Müşteriyi ve ürünü doğru tanımlamanın ihracat başarısında oynadığı role dikkat çeken Ceyhun Yeşilşerit, şöyle konuştu: “Uluslararası pazarlamada başarının anahtarı, her işletme faaliyetinde olduğu gibi kaynakları doğru yönetmekten geçer. Bu nedenle uluslararası pazarda güçlü bir oyuncu olmanın ilk koşulu, küresel pazarı bölümlere ayırarak tanımladığımız müşterilerin yer aldığı hedef pazarların seçilmesi ve potansiyel müşterilerin belirlenmesi. Bu noktada ‘rekabetçi istihbarat’ karşımıza çıkıyor. Rekabetçi istihbarat, geçmişteki ticari istihbarattan farklı bir yaklaşımı içeriyor. Ticari istihbarat potansiyel müşterileri ulusal ve uluslararası pazarda bulma hedefi taşırken, rekabetçi istihbarat öncelikle ürünlere ilişkin patent, faydalı model, endüstriyel dizayn tescillerine bakmayı öneriyor.”

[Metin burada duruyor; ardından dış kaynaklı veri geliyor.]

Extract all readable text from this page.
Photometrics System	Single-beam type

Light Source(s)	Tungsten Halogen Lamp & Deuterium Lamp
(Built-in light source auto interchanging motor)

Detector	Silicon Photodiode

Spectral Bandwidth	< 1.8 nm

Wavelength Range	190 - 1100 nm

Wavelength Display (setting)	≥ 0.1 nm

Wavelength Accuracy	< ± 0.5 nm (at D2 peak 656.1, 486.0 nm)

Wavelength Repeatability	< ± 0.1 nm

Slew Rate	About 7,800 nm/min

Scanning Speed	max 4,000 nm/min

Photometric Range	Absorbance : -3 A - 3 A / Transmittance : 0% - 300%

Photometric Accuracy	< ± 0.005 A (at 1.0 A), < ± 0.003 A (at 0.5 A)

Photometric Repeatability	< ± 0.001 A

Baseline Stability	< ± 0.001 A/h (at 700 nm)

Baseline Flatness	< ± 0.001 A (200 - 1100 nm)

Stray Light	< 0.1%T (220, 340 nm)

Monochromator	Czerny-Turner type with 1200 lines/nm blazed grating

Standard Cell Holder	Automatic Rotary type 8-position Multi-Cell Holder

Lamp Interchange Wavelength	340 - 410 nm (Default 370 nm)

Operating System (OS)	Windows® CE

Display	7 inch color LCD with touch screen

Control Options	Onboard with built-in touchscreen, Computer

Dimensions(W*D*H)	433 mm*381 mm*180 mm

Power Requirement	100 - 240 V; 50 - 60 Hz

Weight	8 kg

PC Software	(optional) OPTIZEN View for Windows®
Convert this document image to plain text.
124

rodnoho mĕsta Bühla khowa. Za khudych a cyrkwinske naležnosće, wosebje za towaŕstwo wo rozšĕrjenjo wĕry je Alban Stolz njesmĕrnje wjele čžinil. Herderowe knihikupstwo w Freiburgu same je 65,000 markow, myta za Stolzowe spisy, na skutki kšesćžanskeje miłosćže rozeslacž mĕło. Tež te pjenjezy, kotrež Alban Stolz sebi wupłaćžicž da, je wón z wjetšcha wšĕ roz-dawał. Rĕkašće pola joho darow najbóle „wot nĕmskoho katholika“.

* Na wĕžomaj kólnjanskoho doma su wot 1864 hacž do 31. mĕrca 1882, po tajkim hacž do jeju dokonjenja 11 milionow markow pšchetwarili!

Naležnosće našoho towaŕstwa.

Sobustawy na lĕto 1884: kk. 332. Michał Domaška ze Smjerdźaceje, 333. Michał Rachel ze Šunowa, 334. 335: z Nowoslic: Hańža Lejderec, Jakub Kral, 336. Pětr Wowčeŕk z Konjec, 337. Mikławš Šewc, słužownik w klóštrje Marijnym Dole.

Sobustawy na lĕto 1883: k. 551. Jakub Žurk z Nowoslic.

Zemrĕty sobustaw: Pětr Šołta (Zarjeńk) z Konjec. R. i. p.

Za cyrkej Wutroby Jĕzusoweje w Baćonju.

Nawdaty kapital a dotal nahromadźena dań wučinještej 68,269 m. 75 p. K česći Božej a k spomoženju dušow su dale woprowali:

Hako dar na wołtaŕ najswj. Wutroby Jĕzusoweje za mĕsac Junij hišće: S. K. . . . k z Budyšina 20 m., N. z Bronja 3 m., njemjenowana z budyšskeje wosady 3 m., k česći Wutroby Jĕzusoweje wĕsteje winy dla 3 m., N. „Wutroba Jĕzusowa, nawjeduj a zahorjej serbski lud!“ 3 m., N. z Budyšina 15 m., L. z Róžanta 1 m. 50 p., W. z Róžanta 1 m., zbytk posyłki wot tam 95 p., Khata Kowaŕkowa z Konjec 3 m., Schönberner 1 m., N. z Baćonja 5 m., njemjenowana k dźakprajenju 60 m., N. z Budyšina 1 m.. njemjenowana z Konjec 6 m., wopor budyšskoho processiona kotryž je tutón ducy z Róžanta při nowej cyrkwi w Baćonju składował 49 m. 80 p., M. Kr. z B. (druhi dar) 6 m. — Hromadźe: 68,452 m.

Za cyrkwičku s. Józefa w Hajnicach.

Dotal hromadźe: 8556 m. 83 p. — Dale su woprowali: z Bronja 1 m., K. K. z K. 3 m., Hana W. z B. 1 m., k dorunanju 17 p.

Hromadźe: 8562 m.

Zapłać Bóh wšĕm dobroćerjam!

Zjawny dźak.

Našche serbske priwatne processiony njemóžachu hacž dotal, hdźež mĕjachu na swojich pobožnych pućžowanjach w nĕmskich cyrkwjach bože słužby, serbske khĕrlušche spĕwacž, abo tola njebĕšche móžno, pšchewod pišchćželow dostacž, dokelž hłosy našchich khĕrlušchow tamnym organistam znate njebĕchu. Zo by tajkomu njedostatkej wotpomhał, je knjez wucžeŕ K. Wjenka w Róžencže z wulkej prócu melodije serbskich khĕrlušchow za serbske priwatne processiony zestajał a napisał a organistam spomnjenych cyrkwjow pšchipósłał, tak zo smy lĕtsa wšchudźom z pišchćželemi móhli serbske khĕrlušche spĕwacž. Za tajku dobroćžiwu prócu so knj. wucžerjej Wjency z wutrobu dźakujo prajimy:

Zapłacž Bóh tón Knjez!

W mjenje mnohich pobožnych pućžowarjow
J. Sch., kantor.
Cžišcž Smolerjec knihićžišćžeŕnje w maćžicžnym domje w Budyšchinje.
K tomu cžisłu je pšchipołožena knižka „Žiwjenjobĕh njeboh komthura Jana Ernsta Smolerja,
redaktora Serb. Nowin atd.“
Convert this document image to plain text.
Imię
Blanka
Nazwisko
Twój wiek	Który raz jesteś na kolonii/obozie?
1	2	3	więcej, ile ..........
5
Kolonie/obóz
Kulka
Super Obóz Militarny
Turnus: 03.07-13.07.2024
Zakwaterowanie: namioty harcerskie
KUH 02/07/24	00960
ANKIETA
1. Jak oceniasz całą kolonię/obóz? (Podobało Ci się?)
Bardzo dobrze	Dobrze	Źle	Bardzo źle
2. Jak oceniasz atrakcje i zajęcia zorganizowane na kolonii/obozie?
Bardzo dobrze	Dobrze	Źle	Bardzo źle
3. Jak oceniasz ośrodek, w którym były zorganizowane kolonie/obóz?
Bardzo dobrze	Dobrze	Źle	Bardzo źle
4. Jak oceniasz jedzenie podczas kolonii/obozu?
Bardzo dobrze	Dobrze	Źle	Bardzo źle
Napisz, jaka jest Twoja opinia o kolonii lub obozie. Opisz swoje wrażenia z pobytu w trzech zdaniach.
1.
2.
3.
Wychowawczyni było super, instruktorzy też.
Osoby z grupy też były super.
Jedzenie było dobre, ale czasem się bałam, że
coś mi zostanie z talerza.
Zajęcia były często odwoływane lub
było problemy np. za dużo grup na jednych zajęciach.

Rekabetçi istihbaratın açık, güveni-lebilir, sürdürülebilir kaynaklardan etik ve yasal çerçevede bilgi edinmeyi sağladığını belirten Yeşilşerit, bu verilerin ürünlerin işleyişi konusunda firmalara ciddi anlamda bir yenilikçilik transferi getirdiğini de söyledi.
YALIN STRATEJİYLE DIŞ PAZARLARA GİRİŞ
KOBİ’lerin yalın stratejiyle uluslararası pazarlara girme süresi hakkında Ahmet Burak Neslitürk, şu bilgileri verdi: “Yalın stratejide uluslararası pazarlara giderken öncelikle önerimiz, firmanın 6-8 hafta çalışma yapıp bunun içerisine pazar araştırmasını, ekibin olgularını dahil etmesi. Ürünlerin sertifikasyonları var mı veya gitmek istediğiniz pazarlarda hangi yasal regülasyonlar var? Tüm bunların araştırması 6-8 haftada yapılıyor ve bir stratejik plan ortaya çıkartılıyor. Daha sonra 10-12 haftada eksikler nelerse bir iyileştirme programı uygulanıyor. Ardından 3-6 ay pazara giriş süresi var. Bu süreçte artık direkt pazardaki kontaklara ulaşmaya çalışılıyor. Gidilen pazarlar, istenilen fırsatları veriyorsa o pazarlara odaklanıp ilerleniyor. Eğer bir hata olduğu fark edilirse strateji kontrol edilip güncelleniyor.”